Nachhaltigkeit spielt im Leben vieler Menschen eine zunehmend größere Rolle. Das betrifft auch das Thema Haustiere und speziell deren Futter. Hierbei steigt der Bedarf nach biologischen Zutaten und umweltfreundlichen Verpackungen. Viele Hersteller von Hunde- und Katzennahrung stellen sich mittlerweile darauf ein. Da man im Falle der Haustiere nicht auf eine Fütterung mit Fleisch und anderen tierischen Erzeugnissen verzichten kann, müssen andere Wege zu mehr Nachhaltigkeit gefunden werden. In diesem Ratgeber erklären wir, wie das funktionieren kann.

Was ist nachhaltiges Haustierfutter?

Besonders in den letzten Jahren hat das Umweltbewusstsein auch bezüglich auf die Tierfutter-Branche erheblich zugenommen. Immer mehr Haustierbesitzer/innen wünschen ein Futter aus nachhaltiger und umweltfreundlicher Produktion. Konkret bedeutet das, dass natürliche Zutaten zum Einsatz kommen, die nicht mit Pestiziden oder anderen chemischen Mitteln behandelt wurden. Doch auch bei der Art der Verpackungen ist ein deutlicher Trend erkennbar: Hierbei setzen Hersteller immer häufiger auf recycelbare Materialien oder solche, die biologisch abgebaut werden können.

Nicht zuletzt spielt natürlich auch die Art der Tierhaltung eine Rolle. So ist es Tierbesitzer/innen zunehmend wichtiger, dass die Tiere, aus denen das Futter hergestellt wird, artgerecht gehalten werden. Fleisch, das aus Massentierhaltung stammt, wird hingegen häufiger abgelehnt.

Festhalten kann man also, dass nachhaltiges Haustierfutter sowohl ethisch als auch umwelttechnisch vertretbar sein sollte.

Wichtig ist jedoch, dass man Hunde und vor allem Katzen nicht einfach vegetarisch oder vegan ernährt. Dieser gut gemeinte Gedanke lässt sich nicht so einfach umsetzen, wie vielleicht anzunehmen. So heißt es sinngemäß auch bei Katzenkram: Katzen sind Fleischfresser und benötigen bestimmte Inhaltsstoffe, die nur in der tierischen Nahrung vorkommen.

Ist herkömmliches Katzen- und Hundefutter nachhaltig?

Hunde- und Katzenfutter kann man in fast jedem Supermarkt erhalten oder online bestellen. Dabei ist es jedoch wichtig zu wissen, dass herkömmliches Tierfutter meistens nicht nachhaltig und umweltfreundlich hergestellt wurde. Um zu verstehen, woran das liegt, sollte man sich den Zusammenhang zwischen Fleisch und CO₂-Ausstoß bewusst machen. Grundsätzlich sind tierische Lebensmittel in ihrer Herstellung besonders energieaufwendig. Zudem bestehen mitunter hohe CO₂-Emissionen.

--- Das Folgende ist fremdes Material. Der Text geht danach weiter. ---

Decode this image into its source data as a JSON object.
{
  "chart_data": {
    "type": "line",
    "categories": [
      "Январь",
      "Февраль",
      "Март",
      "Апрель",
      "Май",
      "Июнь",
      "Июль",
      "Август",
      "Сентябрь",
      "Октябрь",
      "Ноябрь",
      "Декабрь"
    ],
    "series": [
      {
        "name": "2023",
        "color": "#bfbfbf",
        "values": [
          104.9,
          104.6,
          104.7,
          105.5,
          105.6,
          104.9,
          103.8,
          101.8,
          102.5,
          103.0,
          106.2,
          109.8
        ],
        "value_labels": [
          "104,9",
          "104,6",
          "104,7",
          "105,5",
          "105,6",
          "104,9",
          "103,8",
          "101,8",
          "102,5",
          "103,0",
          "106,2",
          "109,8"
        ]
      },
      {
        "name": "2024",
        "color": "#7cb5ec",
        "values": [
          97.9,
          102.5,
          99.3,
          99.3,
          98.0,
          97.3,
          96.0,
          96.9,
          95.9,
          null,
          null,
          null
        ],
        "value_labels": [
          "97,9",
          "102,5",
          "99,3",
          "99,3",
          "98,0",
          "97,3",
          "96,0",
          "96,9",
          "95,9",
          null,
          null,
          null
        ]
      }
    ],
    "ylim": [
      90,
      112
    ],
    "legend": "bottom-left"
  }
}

In Katzen- und Hundefutter wird häufig Fleisch von Rindern verwendet. Diese Nutztiere produzieren im Laufe ihres Lebens große Mengen an Methan und Lachgas. Deswegen gelten sie als sehr emissionsintensiv. Zudem entsteht für die Haltung von Rindern und anderen Nutztieren ein hoher Bedarf an Futtermitteln. Dafür werden große Flächen Wald gerodet und andere natürliche Ressourcen verbraucht. Doch auch große Mengen an Wasser fallen für die Fleischproduktion an.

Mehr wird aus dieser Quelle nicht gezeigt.